The most successfully conveyed character in the film is Joe, a recovering heroin addict, played by K. Todd Freeman, whose predicament is depicted in painful detail. As played out in the film, we buy Joe’s sadly believable narrative, as Freeman imbues the man with an angry snarl, lashing out at an indifferent and seemingly uncaring world. He’s the lone character in a sea of caricatures, who speaks like a real person struggling with his new-found sobriety. Yet, a subplot involving Joe’s brother (Williams) and a broken promise feels as rushed as any plot development in the film. Why not sit with that moment for a beat? It’s as if Nelson has no time for this heartfelt scene, as he already has another tear-jerker on deck in the next.

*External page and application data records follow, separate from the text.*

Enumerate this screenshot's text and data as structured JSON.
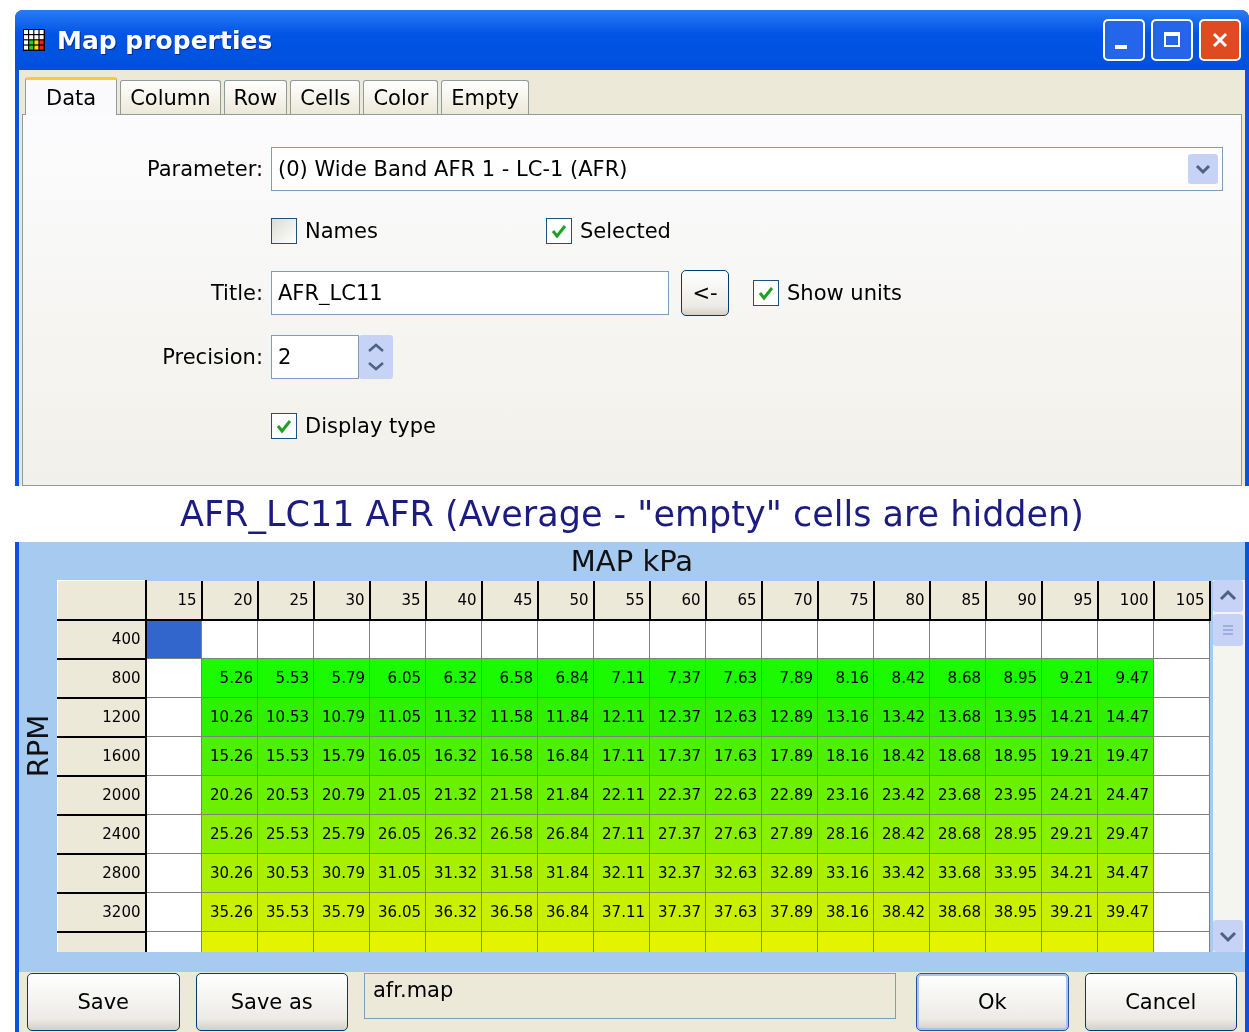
{
  "window": {
    "title": "Map properties"
  },
  "tabs": [
    {
      "label": "Data",
      "selected": true
    },
    {
      "label": "Column",
      "selected": false
    },
    {
      "label": "Row",
      "selected": false
    },
    {
      "label": "Cells",
      "selected": false
    },
    {
      "label": "Color",
      "selected": false
    },
    {
      "label": "Empty",
      "selected": false
    }
  ],
  "form": {
    "parameter_label": "Parameter:",
    "parameter_value": "(0) Wide Band AFR 1 - LC-1 (AFR)",
    "names": {
      "label": "Names",
      "checked": false
    },
    "selected": {
      "label": "Selected",
      "checked": true
    },
    "title_label": "Title:",
    "title_value": "AFR_LC11",
    "arrow_button": "<-",
    "show_units": {
      "label": "Show units",
      "checked": true
    },
    "precision_label": "Precision:",
    "precision_value": "2",
    "display_type": {
      "label": "Display type",
      "checked": true
    }
  },
  "map": {
    "heading": "AFR_LC11 AFR (Average - \"empty\" cells are hidden)",
    "x_axis": "MAP kPa",
    "y_axis": "RPM",
    "columns": [
      "15",
      "20",
      "25",
      "30",
      "35",
      "40",
      "45",
      "50",
      "55",
      "60",
      "65",
      "70",
      "75",
      "80",
      "85",
      "90",
      "95",
      "100",
      "105"
    ],
    "rows": [
      {
        "label": "400",
        "cells": [
          {
            "selected": true
          },
          {
            "selected": false
          },
          {
            "selected": false
          },
          {
            "selected": false
          },
          {
            "selected": false
          },
          {
            "selected": false
          },
          {
            "selected": false
          },
          {
            "selected": false
          },
          {
            "selected": false
          },
          {
            "selected": false
          },
          {
            "selected": false
          },
          {
            "selected": false
          },
          {
            "selected": false
          },
          {
            "selected": false
          },
          {
            "selected": false
          },
          {
            "selected": false
          },
          {
            "selected": false
          },
          {
            "selected": false
          },
          {
            "selected": false
          }
        ]
      },
      {
        "label": "800",
        "color": "#1cfa00",
        "cells": [
          null,
          "5.26",
          "5.53",
          "5.79",
          "6.05",
          "6.32",
          "6.58",
          "6.84",
          "7.11",
          "7.37",
          "7.63",
          "7.89",
          "8.16",
          "8.42",
          "8.68",
          "8.95",
          "9.21",
          "9.47",
          null
        ]
      },
      {
        "label": "1200",
        "color": "#2ef000",
        "cells": [
          null,
          "10.26",
          "10.53",
          "10.79",
          "11.05",
          "11.32",
          "11.58",
          "11.84",
          "12.11",
          "12.37",
          "12.63",
          "12.89",
          "13.16",
          "13.42",
          "13.68",
          "13.95",
          "14.21",
          "14.47",
          null
        ]
      },
      {
        "label": "1600",
        "color": "#4cf000",
        "cells": [
          null,
          "15.26",
          "15.53",
          "15.79",
          "16.05",
          "16.32",
          "16.58",
          "16.84",
          "17.11",
          "17.37",
          "17.63",
          "17.89",
          "18.16",
          "18.42",
          "18.68",
          "18.95",
          "19.21",
          "19.47",
          null
        ]
      },
      {
        "label": "2000",
        "color": "#6af000",
        "cells": [
          null,
          "20.26",
          "20.53",
          "20.79",
          "21.05",
          "21.32",
          "21.58",
          "21.84",
          "22.11",
          "22.37",
          "22.63",
          "22.89",
          "23.16",
          "23.42",
          "23.68",
          "23.95",
          "24.21",
          "24.47",
          null
        ]
      },
      {
        "label": "2400",
        "color": "#88f000",
        "cells": [
          null,
          "25.26",
          "25.53",
          "25.79",
          "26.05",
          "26.32",
          "26.58",
          "26.84",
          "27.11",
          "27.37",
          "27.63",
          "27.89",
          "28.16",
          "28.42",
          "28.68",
          "28.95",
          "29.21",
          "29.47",
          null
        ]
      },
      {
        "label": "2800",
        "color": "#a8f000",
        "cells": [
          null,
          "30.26",
          "30.53",
          "30.79",
          "31.05",
          "31.32",
          "31.58",
          "31.84",
          "32.11",
          "32.37",
          "32.63",
          "32.89",
          "33.16",
          "33.42",
          "33.68",
          "33.95",
          "34.21",
          "34.47",
          null
        ]
      },
      {
        "label": "3200",
        "color": "#c8f000",
        "cells": [
          null,
          "35.26",
          "35.53",
          "35.79",
          "36.05",
          "36.32",
          "36.58",
          "36.84",
          "37.11",
          "37.37",
          "37.63",
          "37.89",
          "38.16",
          "38.42",
          "38.68",
          "38.95",
          "39.21",
          "39.47",
          null
        ]
      },
      {
        "color": "#e4f400"
      }
    ]
  },
  "footer": {
    "save": "Save",
    "save_as": "Save as",
    "file": "afr.map",
    "ok": "Ok",
    "cancel": "Cancel"
  }
}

The film’s climax, which I will not divulge, is emotionally effective, despite some aforementioned missteps along the road. In the end, the cast elevates their plights to the level of genuine tragedy, even if it’s only momentarily. It’s miraculous that after such a wonky set up, we find ourselves with a steadily crafted climax. These emotions are however fleeting — as the lawnmower engine within the plot roars back into gear, we’re left with a puzzling and uneven tonal mess. Anesthesia is a film with the best and most noble of intentions at heart. Unfortunately, the film observes nothing profound about addiction that cannot be found in worthier sources, and conveys as much in an underwhelming and forgettable fashion.

Anesthesia enters theaters and on demand on Friday, January 8th.